Published online by Cambridge University Press: 27 February 2018
In the ovine foetus brown adipose tissue (BAT) is mainly found in the perirenal region and grows rapidly relative to body weight between 70 to 120 days of gestation (Alexander, 1978). After this stage only a small amount of BAT growth occurs in comparison with that of the whole foetus, and in the case of undernutrition may decline (Alexander, 1978). Maternal cold stress, induced by winter shearing twin-bearing pregnant ewes 8 weeks before parturition improves lamb birth weight and lamb growth rate independently of effects on maternal food intake (Symonds, Bryant and Lomax, 1986 and 1990). At the same time this can stimulate the in vivo capacity for non-shivering thermogenesis in newborn lambs (Stott and Slee, 1985). The following study extends these findings by investigating the extent to which changing the maternal metabolic environment influences BAT development over the final month of gestation.

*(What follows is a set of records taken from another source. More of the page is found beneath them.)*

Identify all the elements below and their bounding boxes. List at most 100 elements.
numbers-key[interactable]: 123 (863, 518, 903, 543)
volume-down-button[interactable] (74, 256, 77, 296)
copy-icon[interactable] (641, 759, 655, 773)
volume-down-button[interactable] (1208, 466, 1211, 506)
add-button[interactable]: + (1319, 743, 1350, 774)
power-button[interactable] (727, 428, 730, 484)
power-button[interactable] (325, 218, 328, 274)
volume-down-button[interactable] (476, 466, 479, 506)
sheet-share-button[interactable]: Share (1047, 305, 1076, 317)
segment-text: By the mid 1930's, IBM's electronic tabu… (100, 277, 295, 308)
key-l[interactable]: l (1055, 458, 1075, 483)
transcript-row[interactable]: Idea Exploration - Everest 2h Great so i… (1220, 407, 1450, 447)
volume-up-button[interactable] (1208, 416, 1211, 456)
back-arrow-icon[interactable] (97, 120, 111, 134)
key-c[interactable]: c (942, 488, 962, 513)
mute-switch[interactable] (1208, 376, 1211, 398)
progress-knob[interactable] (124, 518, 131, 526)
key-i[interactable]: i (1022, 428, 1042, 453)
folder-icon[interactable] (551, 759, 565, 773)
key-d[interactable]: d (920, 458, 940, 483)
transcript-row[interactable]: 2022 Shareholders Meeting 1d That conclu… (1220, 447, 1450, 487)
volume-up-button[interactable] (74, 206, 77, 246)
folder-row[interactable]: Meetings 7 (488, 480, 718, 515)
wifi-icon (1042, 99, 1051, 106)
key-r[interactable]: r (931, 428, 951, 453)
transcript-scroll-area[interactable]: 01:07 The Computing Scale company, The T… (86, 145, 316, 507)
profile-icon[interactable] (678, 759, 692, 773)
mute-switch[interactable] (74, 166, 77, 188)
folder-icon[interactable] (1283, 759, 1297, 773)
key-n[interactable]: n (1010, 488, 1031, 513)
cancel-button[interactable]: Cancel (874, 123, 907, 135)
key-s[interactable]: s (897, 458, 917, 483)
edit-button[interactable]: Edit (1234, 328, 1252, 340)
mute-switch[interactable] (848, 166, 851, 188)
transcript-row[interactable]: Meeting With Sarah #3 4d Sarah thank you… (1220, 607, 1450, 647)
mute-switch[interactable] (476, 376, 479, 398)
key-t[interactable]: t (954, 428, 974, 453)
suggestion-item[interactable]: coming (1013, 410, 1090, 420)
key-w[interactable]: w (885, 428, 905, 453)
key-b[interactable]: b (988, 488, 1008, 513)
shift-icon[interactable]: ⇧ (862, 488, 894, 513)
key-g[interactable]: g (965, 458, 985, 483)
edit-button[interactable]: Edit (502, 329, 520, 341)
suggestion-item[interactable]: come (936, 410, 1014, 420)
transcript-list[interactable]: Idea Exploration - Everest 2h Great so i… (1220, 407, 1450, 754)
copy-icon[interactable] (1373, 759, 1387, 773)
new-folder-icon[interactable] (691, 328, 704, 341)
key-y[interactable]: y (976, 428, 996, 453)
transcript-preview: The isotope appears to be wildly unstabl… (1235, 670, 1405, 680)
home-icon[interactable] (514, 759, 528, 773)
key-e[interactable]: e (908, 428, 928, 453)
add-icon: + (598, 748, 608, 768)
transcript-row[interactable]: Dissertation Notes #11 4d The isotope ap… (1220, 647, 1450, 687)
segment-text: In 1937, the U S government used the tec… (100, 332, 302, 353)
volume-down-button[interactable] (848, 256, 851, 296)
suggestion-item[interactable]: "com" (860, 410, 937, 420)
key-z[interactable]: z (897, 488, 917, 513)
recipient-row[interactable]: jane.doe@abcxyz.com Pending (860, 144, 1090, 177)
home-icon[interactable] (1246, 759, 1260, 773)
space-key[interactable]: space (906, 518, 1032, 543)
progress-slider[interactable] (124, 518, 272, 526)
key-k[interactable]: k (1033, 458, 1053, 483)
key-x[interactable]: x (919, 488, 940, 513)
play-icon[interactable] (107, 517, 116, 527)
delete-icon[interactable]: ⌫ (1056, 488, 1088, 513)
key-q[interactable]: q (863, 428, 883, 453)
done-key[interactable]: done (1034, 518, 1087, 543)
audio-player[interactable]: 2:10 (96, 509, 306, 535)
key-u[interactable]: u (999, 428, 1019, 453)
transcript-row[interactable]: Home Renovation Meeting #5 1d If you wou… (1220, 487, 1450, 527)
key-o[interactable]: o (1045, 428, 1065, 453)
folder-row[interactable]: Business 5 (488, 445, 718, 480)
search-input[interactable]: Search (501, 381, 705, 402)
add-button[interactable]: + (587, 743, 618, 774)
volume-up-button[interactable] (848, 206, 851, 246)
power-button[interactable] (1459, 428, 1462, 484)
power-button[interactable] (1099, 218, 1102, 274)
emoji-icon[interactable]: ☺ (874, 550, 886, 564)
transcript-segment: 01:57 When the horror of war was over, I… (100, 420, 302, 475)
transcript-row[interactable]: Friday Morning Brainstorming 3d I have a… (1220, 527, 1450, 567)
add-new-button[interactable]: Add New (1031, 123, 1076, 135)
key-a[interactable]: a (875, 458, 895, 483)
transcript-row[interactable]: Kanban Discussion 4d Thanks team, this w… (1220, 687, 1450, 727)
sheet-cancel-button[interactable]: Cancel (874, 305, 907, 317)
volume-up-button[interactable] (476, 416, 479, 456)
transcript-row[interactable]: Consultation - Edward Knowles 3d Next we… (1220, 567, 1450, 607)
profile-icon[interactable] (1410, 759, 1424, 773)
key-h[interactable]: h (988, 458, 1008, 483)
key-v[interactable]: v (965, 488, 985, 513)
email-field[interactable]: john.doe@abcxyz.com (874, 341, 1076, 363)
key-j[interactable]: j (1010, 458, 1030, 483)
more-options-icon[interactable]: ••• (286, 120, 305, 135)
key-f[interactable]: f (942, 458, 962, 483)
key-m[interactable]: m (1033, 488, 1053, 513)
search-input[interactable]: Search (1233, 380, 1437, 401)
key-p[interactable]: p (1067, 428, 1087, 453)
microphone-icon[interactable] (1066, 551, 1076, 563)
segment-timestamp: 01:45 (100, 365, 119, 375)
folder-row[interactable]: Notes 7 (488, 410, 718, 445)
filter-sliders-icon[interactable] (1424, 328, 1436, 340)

Thirty-two Bluefaced Leicester × Swaledale ewes were housed individually at ambient temperature (−6 to 19°C) 6 weeks prior to lambing and 2 weeks later 15 ewes were shorn. Ewes were offered daily a diet comprising 200 g barley concentrate and 1 kg chopped hay. Between 116 and 145 days of gestation and within 2 h of birth ewes were humanely slaughtered with an overdose of barbiturate and foetal or neonatal perirenal BAT sampled, born from shorn or unshorn ewes. The thermogenic capacity of BAT was assessed by guanosine-5′-diphosphate (GDP) binding to uncoupling protein in mitochondrial preparations (Cooper, Dascombe, Rothwell and Vale, 1989) and the amount of mitochondrial protein measured from cytochrome Coxidase activity.